Open mikkeschiren opened 8 months ago
Nginx conf:
worker_processes 5;
load_module modules/ngx_http_geoip2_module.so;
# load_module modules/ngx_http_naxsi_module.so;
events {
worker_connections 768;
}
pid /tmp/nginx.pid;
http {
upstream backend {
server matomo:9000;
}
include /etc/nginx/mime.types;
geoip2 /usr/share/geoip/GeoLite2-Country.mmdb {
$geoip2_data_country_code default=SE source=$http_x_forwarded_for country iso_code;
}
client_max_body_size 200M;
server_tokens off;
client_body_timeout 600s;
client_header_timeout 600s;
client_body_temp_path /tmp/client_temp;
proxy_temp_path /tmp/proxy_temp_path;
fastcgi_temp_path /tmp/fastcgi_temp;
uwsgi_temp_path /tmp/uwsgi_temp;
scgi_temp_path /tmp/scgi_temp;
include /etc/nginx/mime.types;
default_type application/octet-stream;
log_format main '$remote_addr - $remote_user [$time_local] "$request" '
'$status $body_bytes_sent "$http_referer" '
'"$http_user_agent" "$http_x_forwarded_for"';
log_format main_geo '$remote_addr - $remote_user [$time_local] "$request" '
'$status $body_bytes_sent "$http_referer" '
'"$http_user_agent" "$http_x_forwarded_for" '
'$geoip2_data_country_code';
access_log /var/log/nginx/access.log main_geo;
sendfile on;
keepalive_timeout 0;
server {
listen 80;
server_name matomo.loc;
root /var/www/html;
index index.php;
error_page 404 /404.html;
location = 404.html {
root /usr/share/nginx/html;
}
error_page 500 502 503 504 /50x.html;
location = /50x.html {
root /usr/share/nginx/html;
}
proxy_read_timeout 600s;
proxy_send_timeout 600s;
proxy_connect_timeout 600s;
## Redirects all requests to index.php and Matomo.
location / {
try_files $uri $uri/ /index.php$is_args$args;
}
location ~ js/container_.*_preview\.js$ {
expires off;
add_header Cache-Control 'private, no-cache, no-store';
}
location ~* /(js)/.*.(js|php)$ {
expires 30s;
add_header Cache-Control "public, no-transform";
allow all;
}
location = /favicon.ico {
log_not_found off;
access_log off;
}
## Allow access to index.php to make dashboard work.

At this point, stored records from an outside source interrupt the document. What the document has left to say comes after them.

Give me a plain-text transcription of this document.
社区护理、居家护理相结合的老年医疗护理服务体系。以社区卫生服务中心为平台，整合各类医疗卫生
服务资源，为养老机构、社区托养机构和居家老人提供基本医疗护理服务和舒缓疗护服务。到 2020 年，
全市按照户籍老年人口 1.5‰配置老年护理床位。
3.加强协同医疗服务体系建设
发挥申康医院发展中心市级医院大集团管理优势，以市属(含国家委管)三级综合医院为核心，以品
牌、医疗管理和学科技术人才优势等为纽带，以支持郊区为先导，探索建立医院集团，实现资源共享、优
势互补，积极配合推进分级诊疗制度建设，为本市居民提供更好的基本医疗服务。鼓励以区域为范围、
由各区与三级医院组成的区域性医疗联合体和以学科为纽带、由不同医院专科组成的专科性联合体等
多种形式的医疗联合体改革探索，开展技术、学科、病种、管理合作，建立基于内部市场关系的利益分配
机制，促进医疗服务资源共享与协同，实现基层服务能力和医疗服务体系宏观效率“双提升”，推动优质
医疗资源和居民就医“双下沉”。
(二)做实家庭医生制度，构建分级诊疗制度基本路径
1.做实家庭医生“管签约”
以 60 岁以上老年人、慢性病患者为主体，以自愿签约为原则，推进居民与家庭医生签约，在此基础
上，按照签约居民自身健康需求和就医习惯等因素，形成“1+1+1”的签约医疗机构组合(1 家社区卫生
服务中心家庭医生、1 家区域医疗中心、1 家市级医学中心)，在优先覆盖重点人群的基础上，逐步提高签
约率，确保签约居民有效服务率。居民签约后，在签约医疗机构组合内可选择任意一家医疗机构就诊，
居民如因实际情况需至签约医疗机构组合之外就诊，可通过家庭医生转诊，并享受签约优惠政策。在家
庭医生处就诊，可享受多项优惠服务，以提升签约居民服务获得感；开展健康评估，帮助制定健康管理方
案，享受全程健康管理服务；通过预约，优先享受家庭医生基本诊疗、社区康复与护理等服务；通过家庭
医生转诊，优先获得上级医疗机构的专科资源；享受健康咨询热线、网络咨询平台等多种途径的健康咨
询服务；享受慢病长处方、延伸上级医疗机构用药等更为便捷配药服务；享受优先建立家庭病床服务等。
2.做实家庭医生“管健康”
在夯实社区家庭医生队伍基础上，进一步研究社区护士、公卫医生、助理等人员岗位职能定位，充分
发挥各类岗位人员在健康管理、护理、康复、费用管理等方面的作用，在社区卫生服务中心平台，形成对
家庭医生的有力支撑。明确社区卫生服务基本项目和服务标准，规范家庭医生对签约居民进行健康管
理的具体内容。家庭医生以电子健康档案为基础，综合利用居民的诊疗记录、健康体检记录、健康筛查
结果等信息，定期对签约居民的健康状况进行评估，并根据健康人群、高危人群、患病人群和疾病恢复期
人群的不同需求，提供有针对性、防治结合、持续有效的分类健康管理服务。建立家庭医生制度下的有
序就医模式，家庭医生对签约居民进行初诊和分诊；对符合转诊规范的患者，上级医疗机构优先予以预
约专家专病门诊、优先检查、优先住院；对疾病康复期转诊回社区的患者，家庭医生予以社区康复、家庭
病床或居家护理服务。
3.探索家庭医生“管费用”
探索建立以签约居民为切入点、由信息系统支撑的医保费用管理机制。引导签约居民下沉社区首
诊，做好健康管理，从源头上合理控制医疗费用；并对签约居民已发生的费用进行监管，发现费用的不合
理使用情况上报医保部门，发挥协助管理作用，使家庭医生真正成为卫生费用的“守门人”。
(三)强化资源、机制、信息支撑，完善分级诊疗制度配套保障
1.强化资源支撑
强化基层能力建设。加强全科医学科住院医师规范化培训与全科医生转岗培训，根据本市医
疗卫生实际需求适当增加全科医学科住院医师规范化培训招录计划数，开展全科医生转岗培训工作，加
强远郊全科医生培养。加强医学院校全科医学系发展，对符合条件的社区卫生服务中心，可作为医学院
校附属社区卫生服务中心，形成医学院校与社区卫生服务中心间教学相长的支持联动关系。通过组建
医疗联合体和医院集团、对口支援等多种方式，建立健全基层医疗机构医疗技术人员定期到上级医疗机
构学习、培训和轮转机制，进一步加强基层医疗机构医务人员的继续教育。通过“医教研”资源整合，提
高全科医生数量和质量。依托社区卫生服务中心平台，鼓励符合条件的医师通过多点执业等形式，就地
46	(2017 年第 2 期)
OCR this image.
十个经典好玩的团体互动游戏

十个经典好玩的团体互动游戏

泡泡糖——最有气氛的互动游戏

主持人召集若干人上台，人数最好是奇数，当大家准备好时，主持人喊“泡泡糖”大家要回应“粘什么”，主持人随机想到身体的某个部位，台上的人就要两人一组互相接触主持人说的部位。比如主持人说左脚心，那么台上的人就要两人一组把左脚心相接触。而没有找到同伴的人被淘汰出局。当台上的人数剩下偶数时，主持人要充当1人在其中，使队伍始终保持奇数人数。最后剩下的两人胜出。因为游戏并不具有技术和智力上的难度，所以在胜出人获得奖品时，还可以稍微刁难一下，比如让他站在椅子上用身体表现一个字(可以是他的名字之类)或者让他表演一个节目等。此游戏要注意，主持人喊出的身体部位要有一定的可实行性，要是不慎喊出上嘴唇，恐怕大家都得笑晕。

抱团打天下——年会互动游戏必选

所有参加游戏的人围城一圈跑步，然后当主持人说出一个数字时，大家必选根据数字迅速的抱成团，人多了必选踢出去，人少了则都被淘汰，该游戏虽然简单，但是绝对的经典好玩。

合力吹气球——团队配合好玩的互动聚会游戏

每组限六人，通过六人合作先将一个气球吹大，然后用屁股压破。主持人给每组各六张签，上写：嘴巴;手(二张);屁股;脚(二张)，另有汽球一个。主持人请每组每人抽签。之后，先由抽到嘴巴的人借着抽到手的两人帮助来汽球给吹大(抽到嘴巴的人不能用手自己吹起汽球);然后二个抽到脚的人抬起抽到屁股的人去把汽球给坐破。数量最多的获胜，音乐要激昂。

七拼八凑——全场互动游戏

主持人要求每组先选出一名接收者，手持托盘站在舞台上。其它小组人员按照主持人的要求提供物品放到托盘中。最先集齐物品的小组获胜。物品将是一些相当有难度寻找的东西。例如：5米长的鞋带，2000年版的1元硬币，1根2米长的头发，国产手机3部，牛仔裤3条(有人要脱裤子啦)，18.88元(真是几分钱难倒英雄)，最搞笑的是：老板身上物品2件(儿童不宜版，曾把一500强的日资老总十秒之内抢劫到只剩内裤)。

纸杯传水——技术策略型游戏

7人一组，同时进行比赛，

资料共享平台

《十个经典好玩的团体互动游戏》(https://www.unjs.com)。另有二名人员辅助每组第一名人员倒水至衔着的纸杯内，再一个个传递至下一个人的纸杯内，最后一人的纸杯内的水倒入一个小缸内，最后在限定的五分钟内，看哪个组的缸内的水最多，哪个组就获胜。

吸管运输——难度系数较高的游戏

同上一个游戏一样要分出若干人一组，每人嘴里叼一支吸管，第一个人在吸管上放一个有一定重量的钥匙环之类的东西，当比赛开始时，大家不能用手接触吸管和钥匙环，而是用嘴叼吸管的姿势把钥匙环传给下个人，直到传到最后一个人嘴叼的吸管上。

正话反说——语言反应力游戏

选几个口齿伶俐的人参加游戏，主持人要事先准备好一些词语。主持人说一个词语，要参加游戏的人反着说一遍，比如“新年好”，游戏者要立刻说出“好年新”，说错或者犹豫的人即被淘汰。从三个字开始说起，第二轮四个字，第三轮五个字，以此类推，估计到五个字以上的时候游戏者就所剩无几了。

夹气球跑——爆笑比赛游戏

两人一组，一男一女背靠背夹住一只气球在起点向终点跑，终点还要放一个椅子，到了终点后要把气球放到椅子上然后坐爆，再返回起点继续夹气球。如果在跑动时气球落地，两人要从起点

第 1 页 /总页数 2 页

location ~ ^/(index).php {
# include /etc/nginx/naxsi.rules;
# # whitelisting and config of naxsi rules.
# # whitelist whole rule 11. Need to b debugged why needed.
# BasicRule wl:11;
try_files $uri =404;
fastcgi_split_path_info ^(.+?\.php)(/.*)$;
if (!-f $document_root$fastcgi_script_name) {
return 404;
}
proxy_read_timeout 600s;
proxy_send_timeout 600s;
proxy_connect_timeout 600s;
fastcgi_read_timeout 600s;
fastcgi_send_timeout 600s;
proxy_set_header Connection "";
proxy_http_version 1.1;
proxy_set_header Host $http_host;
proxy_set_header X-Real-IP $remote_addr;
proxy_set_header X-Forwarded-For $proxy_add_x_forwarded_for;
proxy_set_header X-Forwarded-Proto $scheme;
proxy_set_header X-Forwarded-Host $host;
proxy_set_header X-Forwarded-Port $server_port;
fastcgi_param HTTP_PROXY "";
fastcgi_pass backend;
fastcgi_index index.php;
fastcgi_param PHP_VALUE "max_execution_time=3600
post_max_size=1500M
upload_max_filesize=32M
max_input_time=3600
max_file_uploads=300";
include fastcgi_params;
}
## Allow access to heatmapsessionsrecording plugin is needed to make it work.
location = /plugins/HeatmapSessionRecording/configs.php {
# include /etc/nginx/naxsi.rules;
# # whitelisting and config of naxsi rules.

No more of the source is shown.